Even better could be to also have this parallelized (if GISAID would allow that), as the above is still relative slow - it now takes about 1.5 hours to download these 103K records from the last 5 days. If I tried with a chunk size of 5000 I received a Server error, so reduced it to 4000 and that seemed to work...

tomwenseleers avatar Jul 30 '22 12:07 tomwenseleers

Thanks, I adapted this into the following:

chunk_size <- 1000

accessions <- query(credentials = credentials,location = "Africa / ...", fast = TRUE)
positions = seq(1, nrow(accessions), by=chunk_size)
is_error <- function(err) inherits(err,'try-error')

chunks = vector("list", length(positions))

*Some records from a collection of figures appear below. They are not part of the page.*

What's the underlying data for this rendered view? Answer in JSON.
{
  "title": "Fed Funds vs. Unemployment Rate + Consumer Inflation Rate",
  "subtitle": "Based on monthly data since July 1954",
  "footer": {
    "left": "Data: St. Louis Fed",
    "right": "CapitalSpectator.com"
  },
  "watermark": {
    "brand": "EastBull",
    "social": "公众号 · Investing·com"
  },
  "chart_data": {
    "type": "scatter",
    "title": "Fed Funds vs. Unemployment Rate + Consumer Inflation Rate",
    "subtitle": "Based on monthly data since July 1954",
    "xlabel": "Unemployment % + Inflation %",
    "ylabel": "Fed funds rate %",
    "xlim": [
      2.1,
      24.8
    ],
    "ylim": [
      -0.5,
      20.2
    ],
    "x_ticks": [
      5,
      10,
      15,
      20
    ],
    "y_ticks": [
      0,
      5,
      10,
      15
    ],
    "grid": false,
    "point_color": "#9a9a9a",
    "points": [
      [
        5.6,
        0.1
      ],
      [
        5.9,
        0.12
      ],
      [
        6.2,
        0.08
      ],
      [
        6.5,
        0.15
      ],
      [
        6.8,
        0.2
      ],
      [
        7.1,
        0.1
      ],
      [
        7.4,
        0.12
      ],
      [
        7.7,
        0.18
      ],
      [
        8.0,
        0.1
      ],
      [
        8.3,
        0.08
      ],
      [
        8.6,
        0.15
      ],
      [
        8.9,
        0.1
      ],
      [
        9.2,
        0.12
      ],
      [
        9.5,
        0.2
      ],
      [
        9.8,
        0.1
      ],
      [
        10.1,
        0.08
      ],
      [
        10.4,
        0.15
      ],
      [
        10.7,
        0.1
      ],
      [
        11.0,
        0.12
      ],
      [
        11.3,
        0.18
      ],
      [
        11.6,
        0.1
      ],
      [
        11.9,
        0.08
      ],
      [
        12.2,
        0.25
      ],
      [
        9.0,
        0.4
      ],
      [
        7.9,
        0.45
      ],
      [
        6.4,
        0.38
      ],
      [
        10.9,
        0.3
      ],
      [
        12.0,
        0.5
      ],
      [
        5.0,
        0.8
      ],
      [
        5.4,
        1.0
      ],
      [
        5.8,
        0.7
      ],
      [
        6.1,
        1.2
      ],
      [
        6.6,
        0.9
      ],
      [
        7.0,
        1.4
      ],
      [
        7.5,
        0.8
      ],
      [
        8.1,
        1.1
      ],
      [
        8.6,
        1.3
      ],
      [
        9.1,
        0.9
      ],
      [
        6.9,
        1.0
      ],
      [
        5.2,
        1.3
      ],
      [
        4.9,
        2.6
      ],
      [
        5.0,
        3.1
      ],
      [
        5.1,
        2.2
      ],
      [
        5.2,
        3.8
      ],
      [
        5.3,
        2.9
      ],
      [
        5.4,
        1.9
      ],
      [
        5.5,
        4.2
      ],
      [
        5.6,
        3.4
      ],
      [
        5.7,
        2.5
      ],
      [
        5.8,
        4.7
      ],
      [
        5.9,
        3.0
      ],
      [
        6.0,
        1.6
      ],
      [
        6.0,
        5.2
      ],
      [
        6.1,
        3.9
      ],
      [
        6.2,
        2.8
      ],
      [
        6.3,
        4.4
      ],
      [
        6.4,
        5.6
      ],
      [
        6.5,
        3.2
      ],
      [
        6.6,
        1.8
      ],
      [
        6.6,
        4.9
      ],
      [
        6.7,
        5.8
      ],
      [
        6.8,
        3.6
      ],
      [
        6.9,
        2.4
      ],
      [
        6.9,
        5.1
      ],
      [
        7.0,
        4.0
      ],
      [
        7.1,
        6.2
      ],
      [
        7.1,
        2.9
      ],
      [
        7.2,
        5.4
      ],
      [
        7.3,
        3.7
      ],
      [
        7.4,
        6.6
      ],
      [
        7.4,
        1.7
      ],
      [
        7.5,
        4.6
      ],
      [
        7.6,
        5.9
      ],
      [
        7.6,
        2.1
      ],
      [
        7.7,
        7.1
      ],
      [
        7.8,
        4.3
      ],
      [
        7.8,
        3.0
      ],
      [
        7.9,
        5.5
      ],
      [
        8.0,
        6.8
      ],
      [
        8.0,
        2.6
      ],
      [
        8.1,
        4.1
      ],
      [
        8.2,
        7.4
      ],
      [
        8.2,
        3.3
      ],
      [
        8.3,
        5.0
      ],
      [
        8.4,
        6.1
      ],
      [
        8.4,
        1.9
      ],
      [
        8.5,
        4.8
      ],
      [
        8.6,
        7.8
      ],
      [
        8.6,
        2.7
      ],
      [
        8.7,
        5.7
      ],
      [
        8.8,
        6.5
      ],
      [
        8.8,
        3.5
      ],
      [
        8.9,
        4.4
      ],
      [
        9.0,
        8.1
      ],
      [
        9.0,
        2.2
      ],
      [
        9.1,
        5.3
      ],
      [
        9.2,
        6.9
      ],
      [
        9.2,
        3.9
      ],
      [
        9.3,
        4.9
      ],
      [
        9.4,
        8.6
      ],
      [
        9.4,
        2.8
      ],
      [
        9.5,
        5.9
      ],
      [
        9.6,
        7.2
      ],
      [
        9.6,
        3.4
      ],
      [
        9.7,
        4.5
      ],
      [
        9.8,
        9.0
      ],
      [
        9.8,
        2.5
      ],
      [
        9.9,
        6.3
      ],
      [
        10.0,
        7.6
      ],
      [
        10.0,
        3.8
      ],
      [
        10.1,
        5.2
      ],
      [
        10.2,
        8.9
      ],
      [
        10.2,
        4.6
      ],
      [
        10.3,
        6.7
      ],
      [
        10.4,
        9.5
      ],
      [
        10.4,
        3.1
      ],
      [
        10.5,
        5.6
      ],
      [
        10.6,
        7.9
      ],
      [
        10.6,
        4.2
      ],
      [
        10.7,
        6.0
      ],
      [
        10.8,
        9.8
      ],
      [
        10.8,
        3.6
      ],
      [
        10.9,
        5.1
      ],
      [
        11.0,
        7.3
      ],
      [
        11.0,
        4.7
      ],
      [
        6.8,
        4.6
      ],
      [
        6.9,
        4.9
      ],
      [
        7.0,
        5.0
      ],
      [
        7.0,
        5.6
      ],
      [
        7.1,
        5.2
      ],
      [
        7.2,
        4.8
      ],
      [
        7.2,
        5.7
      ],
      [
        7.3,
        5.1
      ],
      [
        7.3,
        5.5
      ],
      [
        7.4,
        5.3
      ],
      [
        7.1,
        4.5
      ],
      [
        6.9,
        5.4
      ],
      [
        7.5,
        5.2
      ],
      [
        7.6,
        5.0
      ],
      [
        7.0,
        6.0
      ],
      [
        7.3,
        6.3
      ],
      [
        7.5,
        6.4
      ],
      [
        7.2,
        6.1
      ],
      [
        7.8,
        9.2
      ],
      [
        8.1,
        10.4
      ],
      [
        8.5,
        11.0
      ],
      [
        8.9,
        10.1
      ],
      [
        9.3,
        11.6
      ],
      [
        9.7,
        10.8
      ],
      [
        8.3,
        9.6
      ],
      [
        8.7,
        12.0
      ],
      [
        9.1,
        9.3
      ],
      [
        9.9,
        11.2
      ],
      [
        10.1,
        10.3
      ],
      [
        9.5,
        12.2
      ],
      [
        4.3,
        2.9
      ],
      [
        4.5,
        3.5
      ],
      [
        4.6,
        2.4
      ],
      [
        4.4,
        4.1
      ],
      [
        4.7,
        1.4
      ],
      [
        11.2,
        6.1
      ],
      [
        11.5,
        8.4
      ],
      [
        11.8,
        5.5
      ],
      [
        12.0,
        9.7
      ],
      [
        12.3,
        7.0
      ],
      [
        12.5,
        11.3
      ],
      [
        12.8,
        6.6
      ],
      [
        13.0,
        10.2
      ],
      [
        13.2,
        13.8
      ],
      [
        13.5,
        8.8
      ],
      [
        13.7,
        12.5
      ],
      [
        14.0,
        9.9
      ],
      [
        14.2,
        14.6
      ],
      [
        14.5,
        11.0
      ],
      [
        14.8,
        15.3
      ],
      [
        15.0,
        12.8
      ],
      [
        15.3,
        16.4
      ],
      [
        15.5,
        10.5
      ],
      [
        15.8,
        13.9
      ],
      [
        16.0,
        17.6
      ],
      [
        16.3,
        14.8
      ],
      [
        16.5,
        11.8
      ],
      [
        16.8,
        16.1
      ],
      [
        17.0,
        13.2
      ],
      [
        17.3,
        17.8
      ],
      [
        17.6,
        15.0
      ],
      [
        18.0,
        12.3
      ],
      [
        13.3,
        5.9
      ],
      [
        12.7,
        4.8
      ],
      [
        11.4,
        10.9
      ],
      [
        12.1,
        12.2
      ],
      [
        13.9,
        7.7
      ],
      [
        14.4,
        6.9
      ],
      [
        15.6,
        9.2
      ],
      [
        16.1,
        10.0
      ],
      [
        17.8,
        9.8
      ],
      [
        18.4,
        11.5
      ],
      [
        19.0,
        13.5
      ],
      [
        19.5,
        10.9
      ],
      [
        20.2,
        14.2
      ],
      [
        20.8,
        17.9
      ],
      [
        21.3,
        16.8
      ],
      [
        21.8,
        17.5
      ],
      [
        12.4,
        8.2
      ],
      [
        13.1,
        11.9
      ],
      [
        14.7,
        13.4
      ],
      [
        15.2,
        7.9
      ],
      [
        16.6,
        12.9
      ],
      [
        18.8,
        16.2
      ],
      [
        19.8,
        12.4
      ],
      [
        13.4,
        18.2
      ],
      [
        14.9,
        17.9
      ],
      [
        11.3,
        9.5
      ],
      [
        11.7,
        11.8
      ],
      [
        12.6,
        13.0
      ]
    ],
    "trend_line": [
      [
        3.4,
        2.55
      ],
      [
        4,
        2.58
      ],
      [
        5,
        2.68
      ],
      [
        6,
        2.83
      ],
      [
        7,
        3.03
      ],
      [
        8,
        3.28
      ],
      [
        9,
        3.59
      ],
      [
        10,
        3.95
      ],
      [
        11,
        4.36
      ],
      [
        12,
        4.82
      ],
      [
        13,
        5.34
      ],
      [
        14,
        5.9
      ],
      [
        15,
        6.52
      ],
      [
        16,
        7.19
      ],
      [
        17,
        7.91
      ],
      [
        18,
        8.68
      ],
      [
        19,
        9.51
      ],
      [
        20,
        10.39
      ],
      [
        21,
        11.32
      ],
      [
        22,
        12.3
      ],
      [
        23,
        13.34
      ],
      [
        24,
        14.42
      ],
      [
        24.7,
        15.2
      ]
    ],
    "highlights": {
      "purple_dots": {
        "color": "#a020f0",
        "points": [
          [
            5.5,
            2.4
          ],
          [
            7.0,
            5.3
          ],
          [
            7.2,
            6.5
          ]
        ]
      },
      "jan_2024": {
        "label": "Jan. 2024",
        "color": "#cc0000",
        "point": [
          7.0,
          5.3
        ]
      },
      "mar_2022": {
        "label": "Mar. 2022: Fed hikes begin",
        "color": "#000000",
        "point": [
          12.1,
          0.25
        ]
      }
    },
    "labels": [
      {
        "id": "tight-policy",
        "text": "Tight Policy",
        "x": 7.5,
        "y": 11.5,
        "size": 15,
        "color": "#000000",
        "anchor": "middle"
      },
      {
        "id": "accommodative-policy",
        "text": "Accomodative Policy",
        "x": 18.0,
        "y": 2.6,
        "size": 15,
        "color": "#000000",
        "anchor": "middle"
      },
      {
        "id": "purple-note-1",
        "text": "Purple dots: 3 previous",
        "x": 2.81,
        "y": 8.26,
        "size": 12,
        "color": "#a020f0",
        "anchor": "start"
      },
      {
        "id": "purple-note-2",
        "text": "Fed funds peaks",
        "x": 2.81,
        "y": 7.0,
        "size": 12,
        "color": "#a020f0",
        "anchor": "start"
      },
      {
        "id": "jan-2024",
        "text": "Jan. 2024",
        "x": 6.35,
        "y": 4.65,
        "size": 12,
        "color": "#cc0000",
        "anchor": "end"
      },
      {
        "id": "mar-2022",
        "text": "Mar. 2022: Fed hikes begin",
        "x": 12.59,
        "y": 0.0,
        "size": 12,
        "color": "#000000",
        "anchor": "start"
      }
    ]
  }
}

# this can be run multiple times to continue downloads
for (index in seq_along(positions)) {
  position <- positions[index]
  if (is.null(chunks[[index]])) {
    message(paste("downloading ", position, chunk_size))
    start <- position
    end <- min(position + chunk_size, nrow(accessions))
    chunk <-
      try(download(credentials = credentials,
                   accessions$accession_id[start:end],
                   get_sequence = FALSE))
    if (is_error(chunk)) {
      # refresh credentials and try one more time
      credentials <- login(username = username, password = password)
      chunk <-
        download(credentials = credentials,
                 accessions$accession_id[start:end],
                 get_sequence = FALSE)
    }
    chunk$position <- position
    chunks[[index]] <- chunk
    Sys.sleep(3)
  }
}

if (sum(sapply(chunks, is.null)) == 0) {
  # we have downloaded all the chunks
  message("download complete")
  african_entries = do.call(rbind, chunks)
}

pvanheus avatar Nov 17 '22 12:11 pvanheus